GDPR grants you several rights, whose exercise can be requested by sending us an e-mail to mark.mcevoy@oxygean.com or by post to Ellorem Ireland Limited, 2ndFloor, 2-4 Ely Place, D02 FR58Dublin, Ireland. Any access request is always replied within one (1) month.

 Here you are your rights:

• Right of access. You Are entitled to receive confirmation as to whether your Personal Data is being processed or not and, where that is the case, access and receive a full copy of such Personal Data in an intelligible form, as well as any related information (such as, the purposes of the processing, the recipients of the Personal Data, the source of Personal Data, etc.).

• Right to withdraw consent. You are entitled to withdraw, at any time, your consent to the processing of your Personal Data.

• Right to rectification, erasure and restriction. You are entitled to obtain from us the rectification of your Personal Data that is inaccurate or incomplete, as well as the erasure thereof and the restriction of processing in case the latter is not lawful.

• Right to data portability. You have the right to receive your Personal Data in a structured, commonly used and machine-readable format, as well as the right to transmit those data to another controller, where technically possible.

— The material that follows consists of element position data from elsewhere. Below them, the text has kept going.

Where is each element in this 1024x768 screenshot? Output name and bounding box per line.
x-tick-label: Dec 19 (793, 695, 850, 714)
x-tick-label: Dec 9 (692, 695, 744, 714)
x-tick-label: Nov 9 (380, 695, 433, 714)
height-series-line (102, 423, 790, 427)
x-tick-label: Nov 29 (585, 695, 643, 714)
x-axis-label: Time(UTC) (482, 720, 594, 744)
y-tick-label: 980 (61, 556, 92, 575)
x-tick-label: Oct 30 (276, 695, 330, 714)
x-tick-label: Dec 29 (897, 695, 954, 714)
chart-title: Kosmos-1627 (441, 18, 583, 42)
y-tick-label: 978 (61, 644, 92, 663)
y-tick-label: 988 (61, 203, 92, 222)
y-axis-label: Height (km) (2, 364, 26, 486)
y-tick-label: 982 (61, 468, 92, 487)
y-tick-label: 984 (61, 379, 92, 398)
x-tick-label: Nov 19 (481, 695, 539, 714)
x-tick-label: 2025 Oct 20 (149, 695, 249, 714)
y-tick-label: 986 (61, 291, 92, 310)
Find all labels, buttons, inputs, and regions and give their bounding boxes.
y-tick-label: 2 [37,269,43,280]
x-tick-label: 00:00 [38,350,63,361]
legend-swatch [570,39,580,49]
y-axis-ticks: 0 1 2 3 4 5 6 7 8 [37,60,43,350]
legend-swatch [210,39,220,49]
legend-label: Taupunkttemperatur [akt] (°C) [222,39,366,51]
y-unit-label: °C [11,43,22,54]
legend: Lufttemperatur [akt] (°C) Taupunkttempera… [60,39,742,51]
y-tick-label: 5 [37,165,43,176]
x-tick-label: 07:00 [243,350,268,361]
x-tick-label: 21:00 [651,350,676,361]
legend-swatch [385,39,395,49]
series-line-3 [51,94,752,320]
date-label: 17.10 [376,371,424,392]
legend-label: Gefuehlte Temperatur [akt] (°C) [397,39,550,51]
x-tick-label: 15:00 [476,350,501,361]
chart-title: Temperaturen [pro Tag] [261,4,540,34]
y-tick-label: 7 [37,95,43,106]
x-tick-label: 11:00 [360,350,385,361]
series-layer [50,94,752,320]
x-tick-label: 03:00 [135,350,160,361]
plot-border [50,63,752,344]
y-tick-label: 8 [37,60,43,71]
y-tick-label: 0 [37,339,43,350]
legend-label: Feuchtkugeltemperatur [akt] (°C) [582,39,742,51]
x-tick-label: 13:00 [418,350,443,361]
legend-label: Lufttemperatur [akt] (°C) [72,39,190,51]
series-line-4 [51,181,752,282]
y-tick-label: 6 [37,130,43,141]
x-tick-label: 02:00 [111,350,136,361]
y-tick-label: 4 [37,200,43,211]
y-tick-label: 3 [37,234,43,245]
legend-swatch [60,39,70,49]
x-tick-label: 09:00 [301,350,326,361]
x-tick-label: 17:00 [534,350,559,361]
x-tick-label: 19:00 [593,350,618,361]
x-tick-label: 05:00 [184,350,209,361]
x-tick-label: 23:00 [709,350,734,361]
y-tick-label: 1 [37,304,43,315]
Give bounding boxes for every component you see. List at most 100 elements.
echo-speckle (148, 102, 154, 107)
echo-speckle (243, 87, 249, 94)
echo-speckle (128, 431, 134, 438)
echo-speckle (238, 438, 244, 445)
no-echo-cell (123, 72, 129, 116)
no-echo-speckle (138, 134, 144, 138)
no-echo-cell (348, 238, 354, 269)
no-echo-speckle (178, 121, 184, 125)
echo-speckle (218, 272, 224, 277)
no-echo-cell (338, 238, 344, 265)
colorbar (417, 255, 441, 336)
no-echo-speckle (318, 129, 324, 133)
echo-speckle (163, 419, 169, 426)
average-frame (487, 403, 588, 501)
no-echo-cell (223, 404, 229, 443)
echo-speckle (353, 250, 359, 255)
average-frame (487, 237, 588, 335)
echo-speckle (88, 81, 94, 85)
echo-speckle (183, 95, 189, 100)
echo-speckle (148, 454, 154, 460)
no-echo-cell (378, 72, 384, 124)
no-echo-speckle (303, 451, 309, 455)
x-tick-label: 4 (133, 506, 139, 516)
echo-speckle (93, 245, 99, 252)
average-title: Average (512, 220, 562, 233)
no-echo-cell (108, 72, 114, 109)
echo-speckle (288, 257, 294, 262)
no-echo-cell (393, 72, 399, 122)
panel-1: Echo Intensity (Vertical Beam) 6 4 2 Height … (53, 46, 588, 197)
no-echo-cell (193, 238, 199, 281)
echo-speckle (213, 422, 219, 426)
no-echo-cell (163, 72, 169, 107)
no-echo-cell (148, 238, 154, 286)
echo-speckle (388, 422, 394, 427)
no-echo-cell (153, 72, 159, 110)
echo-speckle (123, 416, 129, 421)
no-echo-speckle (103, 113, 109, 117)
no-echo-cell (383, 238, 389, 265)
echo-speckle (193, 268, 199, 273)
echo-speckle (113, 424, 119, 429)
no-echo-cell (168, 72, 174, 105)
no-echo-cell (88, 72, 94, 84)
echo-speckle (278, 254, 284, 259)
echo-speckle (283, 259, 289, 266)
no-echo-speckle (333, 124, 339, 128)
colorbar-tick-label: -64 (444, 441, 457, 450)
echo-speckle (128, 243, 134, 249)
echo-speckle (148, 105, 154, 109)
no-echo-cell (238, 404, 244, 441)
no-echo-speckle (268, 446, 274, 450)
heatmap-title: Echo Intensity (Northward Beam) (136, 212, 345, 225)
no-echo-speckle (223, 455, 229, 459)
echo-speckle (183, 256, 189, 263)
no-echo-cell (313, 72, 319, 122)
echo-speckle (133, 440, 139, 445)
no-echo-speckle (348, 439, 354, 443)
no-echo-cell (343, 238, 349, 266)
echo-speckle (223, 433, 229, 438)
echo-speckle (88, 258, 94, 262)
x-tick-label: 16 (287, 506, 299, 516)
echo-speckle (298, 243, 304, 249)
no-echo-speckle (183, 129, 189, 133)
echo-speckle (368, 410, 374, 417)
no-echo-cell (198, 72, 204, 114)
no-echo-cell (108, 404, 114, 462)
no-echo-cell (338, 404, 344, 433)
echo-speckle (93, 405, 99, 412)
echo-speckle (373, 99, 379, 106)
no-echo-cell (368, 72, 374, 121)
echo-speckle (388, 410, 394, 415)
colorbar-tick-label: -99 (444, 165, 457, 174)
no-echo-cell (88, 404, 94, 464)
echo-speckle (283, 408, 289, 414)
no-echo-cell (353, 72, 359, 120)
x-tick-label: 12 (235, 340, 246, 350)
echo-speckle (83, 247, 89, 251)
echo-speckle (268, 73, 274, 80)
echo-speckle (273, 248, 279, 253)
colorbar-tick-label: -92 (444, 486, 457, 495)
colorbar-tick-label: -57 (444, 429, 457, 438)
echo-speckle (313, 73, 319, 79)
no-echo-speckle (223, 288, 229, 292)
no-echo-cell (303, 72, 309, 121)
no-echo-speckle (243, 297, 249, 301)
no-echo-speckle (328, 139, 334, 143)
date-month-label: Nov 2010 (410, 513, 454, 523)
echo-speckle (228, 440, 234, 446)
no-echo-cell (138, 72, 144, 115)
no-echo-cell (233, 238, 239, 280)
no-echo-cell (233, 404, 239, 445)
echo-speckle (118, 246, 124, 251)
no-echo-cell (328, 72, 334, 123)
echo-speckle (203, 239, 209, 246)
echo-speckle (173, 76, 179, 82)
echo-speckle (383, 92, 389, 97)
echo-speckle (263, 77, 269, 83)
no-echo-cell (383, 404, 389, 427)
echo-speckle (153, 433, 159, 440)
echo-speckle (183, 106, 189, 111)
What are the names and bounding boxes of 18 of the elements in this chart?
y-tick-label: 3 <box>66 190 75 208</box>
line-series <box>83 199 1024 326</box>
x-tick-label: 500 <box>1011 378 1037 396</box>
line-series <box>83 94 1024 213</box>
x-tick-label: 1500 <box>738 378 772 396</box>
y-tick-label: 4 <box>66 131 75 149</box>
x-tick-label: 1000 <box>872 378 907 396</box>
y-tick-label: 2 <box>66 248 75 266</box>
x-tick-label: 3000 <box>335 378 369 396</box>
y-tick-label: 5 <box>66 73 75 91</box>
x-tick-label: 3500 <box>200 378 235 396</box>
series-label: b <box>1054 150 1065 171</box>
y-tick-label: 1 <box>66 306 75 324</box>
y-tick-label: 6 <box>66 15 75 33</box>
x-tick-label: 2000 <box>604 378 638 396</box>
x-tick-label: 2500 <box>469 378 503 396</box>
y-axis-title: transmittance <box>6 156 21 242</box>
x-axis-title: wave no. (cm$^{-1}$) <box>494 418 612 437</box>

• Right not to be subject to an automated decision. We may use automated decision-making only if it is authorized by the applicable law and if you have provided us with an explicit consent or if it is necessary for the performance of a contract. In any case, you can always request us a manual decision-making process instead.

• Right to lodge a complaint. You have the right to lodge a complaint before the Supervisory Authority, if you believe that the processing of your Personal Data is against the GDPR. Such relevant Supervisory Authority is the Irish Data Protection Commission, 21Fitzwilliam Square South, Dublin 2, D02 RD28, Ireland, email dpcaccessofficer@dataprotection.ie

This Privacy Policy came into force on the “Effective Date” specified above.

We may amend or to update its content following changes in the legal and regulatory obligations regarding data protection. In this case, we will inform you about such amendments and updates through their publication on our website as soon as they are adopted, and they will be binding from the moment of their publication.

Therefore, we invite you to visit this page of our website regularly, in order to be aware of the most recent and updated version thereof, so that you are always updated on the processing activities that we carry out.